Another top read! Thankyou Jonice, your articles and book have made a huge difference to my awareness of what’s been going wrong in my life, and also how to change direction!! One of the biggest challenges has been: stopping being so hard on myself. Listeniing for and limiting the damaging self-guilt trips that lead to self sabotage. Learning how to treat myself at least as kind as I treat others. I’m getting there, but it’s bittersweet: I really only saw these traits in myself after seeing them a friend who treats himself very hard, and who seems to fit exactly so much of what you write about CEN. He’s very stressed but will barely talk about it. Because of this I think I have a type of survivor guilt. Its making it so much harder for me to move forward. Any thoughts?

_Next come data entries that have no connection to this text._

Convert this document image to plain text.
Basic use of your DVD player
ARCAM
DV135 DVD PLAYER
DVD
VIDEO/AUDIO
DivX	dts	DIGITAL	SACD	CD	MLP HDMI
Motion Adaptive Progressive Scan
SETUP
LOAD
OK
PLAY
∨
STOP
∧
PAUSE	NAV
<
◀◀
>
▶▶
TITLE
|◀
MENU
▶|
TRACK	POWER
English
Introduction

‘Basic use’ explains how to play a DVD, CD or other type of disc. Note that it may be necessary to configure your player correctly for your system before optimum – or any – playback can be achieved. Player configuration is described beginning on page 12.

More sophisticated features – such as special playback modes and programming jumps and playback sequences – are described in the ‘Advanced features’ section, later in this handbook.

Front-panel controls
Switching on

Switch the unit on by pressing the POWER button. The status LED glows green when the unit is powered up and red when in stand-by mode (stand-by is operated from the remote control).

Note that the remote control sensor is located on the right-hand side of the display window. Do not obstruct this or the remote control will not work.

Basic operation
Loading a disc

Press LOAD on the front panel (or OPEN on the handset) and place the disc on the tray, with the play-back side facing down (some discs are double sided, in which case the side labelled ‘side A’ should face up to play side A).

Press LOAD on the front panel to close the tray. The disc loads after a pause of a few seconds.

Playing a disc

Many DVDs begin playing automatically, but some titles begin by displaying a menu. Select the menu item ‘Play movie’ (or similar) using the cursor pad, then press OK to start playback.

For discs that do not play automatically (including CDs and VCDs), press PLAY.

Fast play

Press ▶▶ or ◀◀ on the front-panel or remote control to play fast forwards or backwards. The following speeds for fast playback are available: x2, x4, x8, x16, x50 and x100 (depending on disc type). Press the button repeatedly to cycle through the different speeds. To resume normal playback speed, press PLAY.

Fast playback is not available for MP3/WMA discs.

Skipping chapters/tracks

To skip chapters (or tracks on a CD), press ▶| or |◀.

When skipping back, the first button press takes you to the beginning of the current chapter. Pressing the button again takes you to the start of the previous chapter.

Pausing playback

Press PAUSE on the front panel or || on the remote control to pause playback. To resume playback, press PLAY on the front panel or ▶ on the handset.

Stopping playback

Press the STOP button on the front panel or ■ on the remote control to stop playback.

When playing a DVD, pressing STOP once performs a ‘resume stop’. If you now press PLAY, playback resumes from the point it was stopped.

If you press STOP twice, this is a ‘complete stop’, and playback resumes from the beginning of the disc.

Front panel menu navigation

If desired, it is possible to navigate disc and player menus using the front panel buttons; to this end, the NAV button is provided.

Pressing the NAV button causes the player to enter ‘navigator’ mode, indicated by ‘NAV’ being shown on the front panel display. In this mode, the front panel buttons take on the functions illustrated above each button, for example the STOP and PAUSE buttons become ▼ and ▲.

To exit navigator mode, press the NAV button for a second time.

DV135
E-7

    Jonice Webb PhD - February 15, 2017 Reply

    It’s hard when you are outgrowing a close friend or family member. My advice is to try to be there for him as much as he’ll allow it, but not at your own expense. It’s very important to not be held back by someone else’s “stuck-ness.” Keep moving forward because the best way you can help him is by setting a good example for growth. Keep up the good work you’re doing!